Молодые люди вытянулись вдоль нее, упираясь ногами в узкую полоску гранита.
Плиту дважды тряхнуло, и оба раза ее верхний край довольно значительно продвинулся вперед. Он уже дошел до потолка в дальнем конце пещеры и теперь потихоньку скользил вдоль свода к наружному проему. Было ясно видно, что плита точно пригнана к выходу из пещеры и через некоторое время закроет его наглухо, на манер подъемного моста. Отверстие в скале было вырублено таким образом, чтобы плита выполнила свою мрачную миссию, не оставив ни пяди свободного места.
Молодые люди молчали. Они держались за руки, покорясь своей участи.

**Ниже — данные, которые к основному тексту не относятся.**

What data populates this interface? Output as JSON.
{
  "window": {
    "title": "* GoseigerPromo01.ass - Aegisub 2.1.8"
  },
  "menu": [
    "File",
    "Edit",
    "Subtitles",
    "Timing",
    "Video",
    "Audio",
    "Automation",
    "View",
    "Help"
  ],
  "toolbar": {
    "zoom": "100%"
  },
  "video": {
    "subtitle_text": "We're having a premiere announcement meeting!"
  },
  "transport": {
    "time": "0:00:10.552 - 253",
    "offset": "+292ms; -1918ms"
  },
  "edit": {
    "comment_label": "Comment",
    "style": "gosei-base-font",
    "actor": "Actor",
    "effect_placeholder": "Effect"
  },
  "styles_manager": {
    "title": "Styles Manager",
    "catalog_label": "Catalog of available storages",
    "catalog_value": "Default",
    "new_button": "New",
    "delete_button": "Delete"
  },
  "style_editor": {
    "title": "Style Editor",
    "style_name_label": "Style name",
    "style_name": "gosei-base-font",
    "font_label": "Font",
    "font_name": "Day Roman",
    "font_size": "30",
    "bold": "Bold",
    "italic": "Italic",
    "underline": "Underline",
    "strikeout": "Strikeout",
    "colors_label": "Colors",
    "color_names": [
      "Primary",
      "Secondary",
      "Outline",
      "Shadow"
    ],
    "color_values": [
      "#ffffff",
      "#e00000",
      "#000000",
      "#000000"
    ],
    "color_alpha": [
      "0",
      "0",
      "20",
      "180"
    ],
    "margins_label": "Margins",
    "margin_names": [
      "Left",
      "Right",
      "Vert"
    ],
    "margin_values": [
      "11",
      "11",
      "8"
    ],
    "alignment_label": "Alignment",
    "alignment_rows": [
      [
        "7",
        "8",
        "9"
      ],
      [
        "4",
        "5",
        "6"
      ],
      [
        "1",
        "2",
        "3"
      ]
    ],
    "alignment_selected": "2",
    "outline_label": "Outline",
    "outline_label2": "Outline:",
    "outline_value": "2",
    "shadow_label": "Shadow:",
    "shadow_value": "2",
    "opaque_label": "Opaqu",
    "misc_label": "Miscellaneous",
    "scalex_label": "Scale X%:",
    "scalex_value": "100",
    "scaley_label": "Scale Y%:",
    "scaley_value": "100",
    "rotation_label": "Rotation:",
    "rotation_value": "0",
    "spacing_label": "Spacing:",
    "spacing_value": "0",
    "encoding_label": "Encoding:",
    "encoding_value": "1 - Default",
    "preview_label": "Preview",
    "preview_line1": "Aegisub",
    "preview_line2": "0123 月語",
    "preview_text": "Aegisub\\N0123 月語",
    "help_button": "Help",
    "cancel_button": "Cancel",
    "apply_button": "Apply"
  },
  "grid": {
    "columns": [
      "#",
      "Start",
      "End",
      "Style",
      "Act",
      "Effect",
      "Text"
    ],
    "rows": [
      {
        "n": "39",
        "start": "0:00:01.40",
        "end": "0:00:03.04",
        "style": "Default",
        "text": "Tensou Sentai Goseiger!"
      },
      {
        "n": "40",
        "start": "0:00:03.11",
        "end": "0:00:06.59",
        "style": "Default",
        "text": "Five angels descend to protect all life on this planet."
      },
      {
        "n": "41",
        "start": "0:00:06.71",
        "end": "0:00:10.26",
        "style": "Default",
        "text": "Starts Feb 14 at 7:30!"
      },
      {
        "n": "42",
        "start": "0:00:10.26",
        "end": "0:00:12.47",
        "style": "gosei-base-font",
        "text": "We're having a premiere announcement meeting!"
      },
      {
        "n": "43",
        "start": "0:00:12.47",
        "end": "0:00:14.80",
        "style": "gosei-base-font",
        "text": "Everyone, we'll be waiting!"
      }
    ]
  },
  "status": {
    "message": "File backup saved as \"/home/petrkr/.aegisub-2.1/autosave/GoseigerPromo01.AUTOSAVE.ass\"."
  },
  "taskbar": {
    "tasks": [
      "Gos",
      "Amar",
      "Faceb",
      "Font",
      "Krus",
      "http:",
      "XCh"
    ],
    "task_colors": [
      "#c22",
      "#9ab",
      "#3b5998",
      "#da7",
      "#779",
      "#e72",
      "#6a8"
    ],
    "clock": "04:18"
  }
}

Их гибель становилась событием, как бы предопределенным судьбой. Машина, созданная давным-давно, была, по-видимому, позже отремонтирована, приведена в готовность и на протяжении веков, управляемая невидимыми палачами, несла гибель приговоренным к смерти — преступникам, невиновным, жителям Арморики[5], Галлии, Франции или иноземцам. Военнопленные, приносимые в жертву монахи, преследуемые крестьяне, шуаны, республиканцы, революционные солдаты — всех, одного за другим, это чудовище сбрасывало в бездну.